CAA Director-General Lee Lung-wen (李龍文) said yesterday that current ticket prices were promulgated in 2005. They were set based on the average fuel price in 2004, which was NT$13.08 per liter.
Lee said the fuel price had jumped since then to NT$29.09 per liter last year, registering an increase of 122 percent. CPC Corp, Taiwan (台灣中油) announced earlier that the fuel price for this month is NT$16.09 per liter, still higher than the average fuel price in 2004.
Lee said that fuel price was only one of the factors affecting ticket prices, and one has to consider the increase in other costs as well.
The airlines have not adjusted prices since 2004, even though they should have when fuel prices were skyrocketing last year.
Lee said it was inappropriate for airlines to raise prices now, and it is unlikely that they will reduce prices now either.
For this year’s Lunar New Year holidays, all the airlines will jointly provide 819 round-trip flights to the islands.
Lee was responding to an appeal by the Consumers’ Foundation, which asked the airlines to reduce ticket prices by 18 percent, particularly after the amendment to the Offshore Islands Development Act that legalizes the operation of casinos on the islands was passed at the Legislative Yuan on Monday.
Meanwhile, Lee and other officials from the Ministry of Transportation and Communications (MOTC) yesterday also briefed the press on how they plan to facilitate transportation during the Lunar New Year holiday.
MOTC Minister Mao Chi-kuo (毛治國) said that ticket prices should be determined by the market.
Mao added that the airline companies are all relieved by the fact that the fuel price has fallen drastically over the past few months.

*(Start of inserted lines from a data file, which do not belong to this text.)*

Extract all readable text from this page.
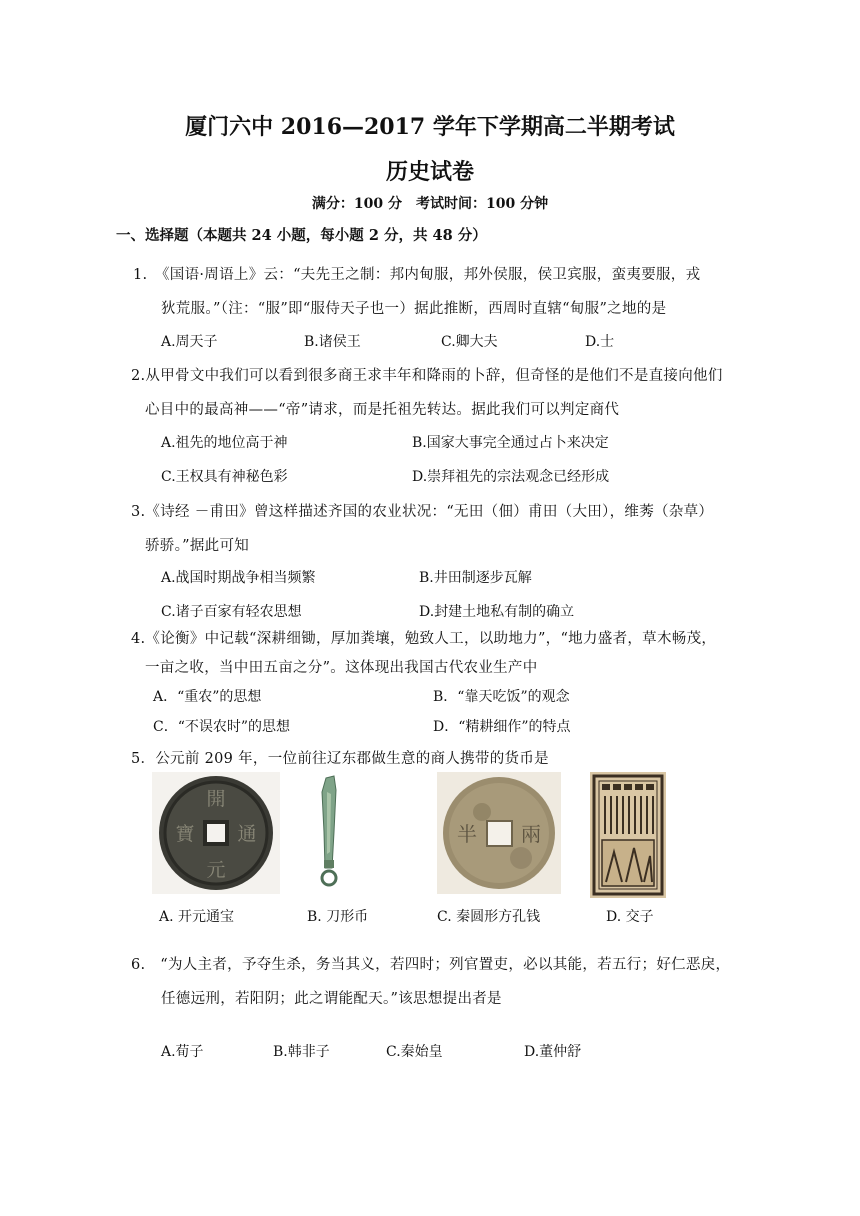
厦门六中 2016—2017 学年下学期高二半期考试
历史试卷
满分：100 分　考试时间：100 分钟
一、选择题（本题共 24 小题，每小题 2 分，共 48 分）
1.　《国语·周语上》云：“夫先王之制：邦内甸服，邦外侯服，侯卫宾服，蛮夷要服，戎
狄荒服。”（注：“服”即“服侍天子也一）据此推断，西周时直辖“甸服”之地的是
A.周天子	B.诸侯王	C.卿大夫	D.士
2.从甲骨文中我们可以看到很多商王求丰年和降雨的卜辞，但奇怪的是他们不是直接向他们
心目中的最高神——“帝”请求，而是托祖先转达。据此我们可以判定商代
A.祖先的地位高于神	B.国家大事完全通过占卜来决定
C.王权具有神秘色彩	D.崇拜祖先的宗法观念已经形成
3.《诗经 －甫田》曾这样描述齐国的农业状况：“无田（佃）甫田（大田），维莠（杂草）
骄骄。”据此可知
A.战国时期战争相当频繁	B.井田制逐步瓦解
C.诸子百家有轻农思想	D.封建土地私有制的确立
4.《论衡》中记载“深耕细锄，厚加粪壤，勉致人工，以助地力”，“地力盛者，草木畅茂，
一亩之收，当中田五亩之分”。这体现出我国古代农业生产中
A．“重农”的思想	B．“靠天吃饭”的观念
C．“不误农时”的思想	D．“精耕细作”的特点
5．公元前 209 年，一位前往辽东郡做生意的商人携带的货币是
開
元
通
寶	半 兩
A. 开元通宝	B. 刀形币	C. 秦圆形方孔钱	D. 交子
6.　“为人主者，予夺生杀，务当其义，若四时；列官置吏，必以其能，若五行；好仁恶戾，
任德远刑，若阳阴；此之谓能配天。”该思想提出者是
A.荀子	B.韩非子	C.秦始皇	D.董仲舒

Overall business this year is supposed to be a bit better with the relatively profitable cross-strait charter flight service.
Mao also estimated that the drive from Taipei to Kaohsiung on the national freeway would take around six hours barring any serious accidents.
The Tourism Bureau confirmed yesterday that it is possible that Chinese tourists visiting Taiwan during the Lunar New Year holidays would exceed 10,000.
Bureau Director-General Janice Lai (賴瑟珍) said that some travel agencies had already complained to the bureau that they have had a hard time making reservations in hotels in central and eastern regions, particularly in popular locations like Sun Moon Lake and Alishan.
Many of the rooms have already been booked by local tourists that are scheduled to travel during this time, which left hardly any rooms for overseas tourists.
Lai said that they would try to get more accurate statistics from the hoteliers before considering how to respond.